Qiskit / qiskit

Qiskit is an open-source SDK for working with quantum computers at the level of extended quantum circuits, operators, and primitives.
https://www.ibm.com/quantum/qiskit
Apache License 2.0
5.31k stars 2.38k forks source link

Implement LinearOperator protocol for SparsePauliOp #13490

Open kevinsung opened 5 days ago

kevinsung commented 5 days ago

What should we add?

Doing linear algebra with a SparsePauliOp typically involves converting it to a sparse matrix, which takes a very long time. However, many linear algebra tasks don't require explicit storage of all of the matrix elements, but merely require knowledge of how the operator transforms a vector. SciPy has a protocol to capture this concept called LinearOperator, which is a level of abstraction above sparse matrix. We should implement this for SparsePauliOp.
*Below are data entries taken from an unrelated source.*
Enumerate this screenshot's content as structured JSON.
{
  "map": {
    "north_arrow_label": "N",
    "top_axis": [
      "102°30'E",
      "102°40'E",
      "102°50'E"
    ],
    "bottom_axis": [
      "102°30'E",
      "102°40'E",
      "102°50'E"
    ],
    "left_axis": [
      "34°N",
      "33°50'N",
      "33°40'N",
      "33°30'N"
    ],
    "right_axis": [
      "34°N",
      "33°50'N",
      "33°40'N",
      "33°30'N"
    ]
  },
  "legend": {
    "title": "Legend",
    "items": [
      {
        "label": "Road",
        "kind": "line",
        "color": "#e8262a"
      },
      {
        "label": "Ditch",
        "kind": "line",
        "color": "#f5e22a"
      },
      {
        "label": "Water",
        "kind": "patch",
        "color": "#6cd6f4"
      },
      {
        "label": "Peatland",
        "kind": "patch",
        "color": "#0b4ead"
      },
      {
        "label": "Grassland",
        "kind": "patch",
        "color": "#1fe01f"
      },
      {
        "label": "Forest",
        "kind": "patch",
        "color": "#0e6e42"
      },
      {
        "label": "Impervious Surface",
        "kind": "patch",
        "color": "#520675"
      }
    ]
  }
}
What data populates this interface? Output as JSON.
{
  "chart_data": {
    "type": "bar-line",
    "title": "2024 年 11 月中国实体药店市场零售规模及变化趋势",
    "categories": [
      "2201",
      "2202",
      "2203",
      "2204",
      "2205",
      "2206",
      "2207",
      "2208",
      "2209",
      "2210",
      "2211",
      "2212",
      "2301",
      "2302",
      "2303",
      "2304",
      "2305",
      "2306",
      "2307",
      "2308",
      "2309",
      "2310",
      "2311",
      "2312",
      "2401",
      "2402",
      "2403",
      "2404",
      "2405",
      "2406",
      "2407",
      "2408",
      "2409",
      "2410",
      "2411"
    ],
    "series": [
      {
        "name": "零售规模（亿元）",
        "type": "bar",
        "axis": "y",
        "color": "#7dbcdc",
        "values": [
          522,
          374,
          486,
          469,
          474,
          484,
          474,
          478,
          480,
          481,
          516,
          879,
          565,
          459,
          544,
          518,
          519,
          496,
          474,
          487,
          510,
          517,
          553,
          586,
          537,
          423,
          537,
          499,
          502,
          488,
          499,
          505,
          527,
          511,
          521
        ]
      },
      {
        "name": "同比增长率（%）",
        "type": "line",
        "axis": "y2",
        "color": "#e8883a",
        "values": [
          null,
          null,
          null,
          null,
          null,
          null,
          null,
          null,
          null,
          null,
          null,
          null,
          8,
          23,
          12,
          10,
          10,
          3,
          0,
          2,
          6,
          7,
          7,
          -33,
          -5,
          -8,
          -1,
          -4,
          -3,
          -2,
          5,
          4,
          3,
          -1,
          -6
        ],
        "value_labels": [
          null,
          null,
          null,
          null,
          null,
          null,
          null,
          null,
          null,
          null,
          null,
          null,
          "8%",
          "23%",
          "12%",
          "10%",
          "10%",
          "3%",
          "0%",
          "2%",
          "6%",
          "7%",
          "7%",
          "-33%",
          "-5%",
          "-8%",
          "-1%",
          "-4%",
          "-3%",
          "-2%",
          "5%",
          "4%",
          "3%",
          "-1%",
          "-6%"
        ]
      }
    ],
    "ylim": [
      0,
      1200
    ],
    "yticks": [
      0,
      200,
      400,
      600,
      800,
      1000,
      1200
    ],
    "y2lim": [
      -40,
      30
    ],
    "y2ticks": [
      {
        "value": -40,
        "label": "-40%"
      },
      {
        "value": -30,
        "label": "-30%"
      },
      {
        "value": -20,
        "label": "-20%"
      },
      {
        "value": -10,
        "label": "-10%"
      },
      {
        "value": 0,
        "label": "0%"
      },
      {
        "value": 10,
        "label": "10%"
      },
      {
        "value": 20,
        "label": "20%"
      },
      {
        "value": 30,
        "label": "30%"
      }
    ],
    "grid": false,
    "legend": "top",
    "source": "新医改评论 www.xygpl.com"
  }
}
There are at least two possible ways to do this:

  1. Have SparsePauliOp subclass LinearOperator, which would involve implementing at least the method _matvec that defines how the operator acts on a vector.
  2. Make a separate function that converts a SparsePauliOp to a LinearOperator.
jakelishman commented 5 days ago

Copied from my Slack messages, for further context:

LinearOperator is applied to dense vectors (as Numpy arrays), so it’s going to have the same 2^n complexity implication (for storage of the statevector) as the CSR form of to_matrix. If that’s still useful, we can look into it.

I think we might not be able to have SparsePauliOp directly subclass LinearOperator because of incompatible subclass typing in the methods (though I could be wrong - I haven’t looked in detail, but SparsePauliOp definitely already provides some methods of those names, and the behaviours might not be compatible). If it’s not possible to do directly, then one thing we could do would be to add a to_linear_operator method to SparsePauliOp that returns an opaque LinearOperator that fulfils the interface.

That said, it’s still not going to let SparsePauliOp (or SparseObservable) scale to 30q for such linear algebra operations, because the statevector representation will still be bounded.

[T]he matrix/vector product will take a similar amount of time as the conversion to CSR, because it scales the same way.

Actually, tbf, there’s better ways of writing that algorithm so it doesn’t scale as poorly, especially if all the contained Paulis are low weight, though that relies on the matvec method allowing you to mutate the vector in place, rather than returning a new one. If we have to return a new one, there’s no way to escape the 2^n scaling of the method.

willkirby1 commented 4 days ago

FWIW I have an existing workaround for this (private repo) that does not use LinearOperators but just directly does matrix-free multiplication of SparsePauliOps on Scipy dok_arrays. I don't know if that is the optimal sparse vector format for performance, but what I have is scalable. In terms of practicality, it does allow multiplying e.g. a linear combination of 100000 computational basis vectors by a 40ish qubit SparsePauliOp. I haven't carefully checked how far it can be pushed. LMK if this is of interest, or if we are really wedded to using LinearOperators.

jakelishman commented 4 days ago

This is one more reason to use a to_linear_operator approach, so we don't cloud the main class with less efficient methods - dense arrays of course don't scale, even if the operator is matrix free.

Fwiw, dok_array will be totally fine if for computational basis vectors if you're manipulating them from Python and they stay very sparse. It's not so good for linear-algebra manipulation from Rust, though, because it stores all its data in Python formats, which makes it very slow for us to access. DOK is the cleanest for scalar indexing operations, since all of those are single hash lookups. For iterative update access (like matvec), the most efficient will be something that stores the indices in one array and the corresponding coefficients in another - a slight generalisation of the compressed-sparse formats, though iirc, scipy's implementation of those is limited to 2D. A csc format statevector with explicit shape (1, 2**n) is the closest to the ideal format, most likely (I didn't put a huge amount of thought into it), but indexing operations on that go as $\mathcal O\bigl(\lg(\text{nnz})\bigr)$ rather than constant-time (assuming the statevector is in canonical order - if it's unsorted, it's $\mathcal O\bigl(\text{nnz}\bigr)$, short of using Grover's lol).

jakelishman commented 4 days ago

When I say "very slow", I mean relative to what we should be able to achieve in Rust. Writing the same thing from Rust would still be approximately as fast as a pure Python-space implementation, maybe even a hair faster because of reduced loop overhead, but we'd still be bottlenecked on accesses to Python objects.